Vor gut 5.000 Zuschauern entwickelte sich ein attraktives und intensives Spiel. Der FC Torpedo hielt mit dem allgegenwärtigen Tabellenführer gut mit und hätte zur Halbzeit sogar führen können. Allerdings zeigte sich der ehemalige Torpedo-Akteur Roin Kvaskhvadze im Tor des FC Dinamo Batumi an diesem Tag unüberwindbar und vereitelte mit tollen Paraden die zwei hundertprozentigen Chancen der Gastgeber. In der zweiten Halbzeit zeigte der Tabellenführer aus Batumi, warum er dort steht wo er steht. Innerhalb von 25 Minuten schossen die Gäste, die nun weitaus abgeklärter und giftiger auftraten, einen letztlich völlig ungefährdeten und auch verdienten 3:0 (0:0)-Auswärtssieg heraus (Zaria 55., Flamarion 59., Gudushauri 81.).

Zum Abschluss bleibt die Frage zu klären, wem der Fußballclub aus Kutaisi seinen explosiv und brachial klingenden Vereinsnamen eigentlich zu verdanken hat? Am naheliegendsten wäre mit Sicherheit die Variante des vom U-Boot abgefeuerten Unterwassergeschoßes, welches bei Kontakt mit dem Ziel explodiert und so die torpedierende Aggressivität eines Fußballclubs perfekt dokumentiert.

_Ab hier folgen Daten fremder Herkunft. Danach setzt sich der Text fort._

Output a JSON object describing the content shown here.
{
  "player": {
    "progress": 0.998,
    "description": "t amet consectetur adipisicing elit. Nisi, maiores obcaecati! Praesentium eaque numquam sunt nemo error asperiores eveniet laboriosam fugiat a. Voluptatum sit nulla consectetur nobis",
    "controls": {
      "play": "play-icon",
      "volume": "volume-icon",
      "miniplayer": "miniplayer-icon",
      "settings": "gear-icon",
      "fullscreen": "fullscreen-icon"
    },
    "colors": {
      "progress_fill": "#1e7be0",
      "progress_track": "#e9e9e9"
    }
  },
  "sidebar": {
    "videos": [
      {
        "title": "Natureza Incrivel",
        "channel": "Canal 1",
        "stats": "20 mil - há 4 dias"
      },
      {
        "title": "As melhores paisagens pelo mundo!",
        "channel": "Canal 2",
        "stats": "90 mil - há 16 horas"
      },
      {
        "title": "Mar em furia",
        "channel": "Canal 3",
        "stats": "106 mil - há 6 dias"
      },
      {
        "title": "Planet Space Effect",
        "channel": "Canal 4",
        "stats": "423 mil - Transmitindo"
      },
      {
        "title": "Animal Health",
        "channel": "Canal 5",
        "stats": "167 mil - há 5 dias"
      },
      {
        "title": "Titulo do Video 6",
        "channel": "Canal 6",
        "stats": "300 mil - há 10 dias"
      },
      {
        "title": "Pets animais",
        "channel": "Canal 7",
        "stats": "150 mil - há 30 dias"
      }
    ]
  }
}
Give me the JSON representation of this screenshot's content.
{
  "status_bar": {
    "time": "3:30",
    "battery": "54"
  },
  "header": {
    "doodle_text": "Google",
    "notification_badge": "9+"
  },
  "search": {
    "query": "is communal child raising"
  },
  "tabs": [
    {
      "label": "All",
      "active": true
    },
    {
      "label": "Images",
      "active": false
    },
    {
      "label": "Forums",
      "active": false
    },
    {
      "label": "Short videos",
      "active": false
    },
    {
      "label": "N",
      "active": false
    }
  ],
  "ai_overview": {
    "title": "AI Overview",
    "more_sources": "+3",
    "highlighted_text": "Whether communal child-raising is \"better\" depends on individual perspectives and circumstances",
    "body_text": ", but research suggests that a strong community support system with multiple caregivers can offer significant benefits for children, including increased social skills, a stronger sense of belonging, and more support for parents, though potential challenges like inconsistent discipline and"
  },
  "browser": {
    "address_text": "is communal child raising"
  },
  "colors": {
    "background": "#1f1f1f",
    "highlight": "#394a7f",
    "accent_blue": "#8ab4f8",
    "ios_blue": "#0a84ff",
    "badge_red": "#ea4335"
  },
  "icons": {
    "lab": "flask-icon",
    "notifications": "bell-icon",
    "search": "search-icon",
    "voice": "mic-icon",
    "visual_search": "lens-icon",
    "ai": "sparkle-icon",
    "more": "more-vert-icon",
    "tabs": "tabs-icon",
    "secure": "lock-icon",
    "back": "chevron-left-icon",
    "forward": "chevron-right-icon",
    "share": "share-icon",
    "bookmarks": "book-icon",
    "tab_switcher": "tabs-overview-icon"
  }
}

Aber auch die Assoziation mit einem Zitterrochen, kurz Torpedo-Fisch genannt, hätte für einen Fußballverein gut gepasst, da der Zitterrochen seine Opfer mit einem elektrischen Schlag recht kurz und knackig besiegt.

Dabei ist es am Ende sehr viel uninspirierter. In der Zeit des „Kalten Krieges“ gab es neben den völlig gegensätzlichen Systemen des Kapitalismus und des Kommunismus auch im Sport eine andere Herangehensweise bei der Gründung eines Sportvereines. Während Sportclubs in Westeuropa zumeist von Privatpersonen, der Allgemeinheit oder auch finanzkräftigen Mitmenschen ins Leben gerufen wurden, steckte im sowjetisch geprägten Osten Europas fast immer eine Institution, Behörde oder auch Firma hinter den Clubs. Als Musterbeispiele gelten hier sämtliche Vereine mit dem Zusatz „Dinamo/Dynamo“ (Verein der Sicherheitsbehörden), ZSKA (Armeesportclub) oder auch Lokomotive (Verein der Eisenbahngesellschaft).

Im Fall des 1946 von den örtlichen Fahrzeug- und Lkw-Werken gegründeten Fußballvereines aus Kutaisi steht das Wort „Torpedo“ für das pfeilschnelle Spiel einer Fußballmannschaft. Dies ergibt sich vermutlich aus der kurz vor dem 2. Weltkrieg eingestellten stromlinienförmigen Automobilbauart des „Torpedos“, welche gerade in der offenen Version sehr sportlich und dynamisch wirkte.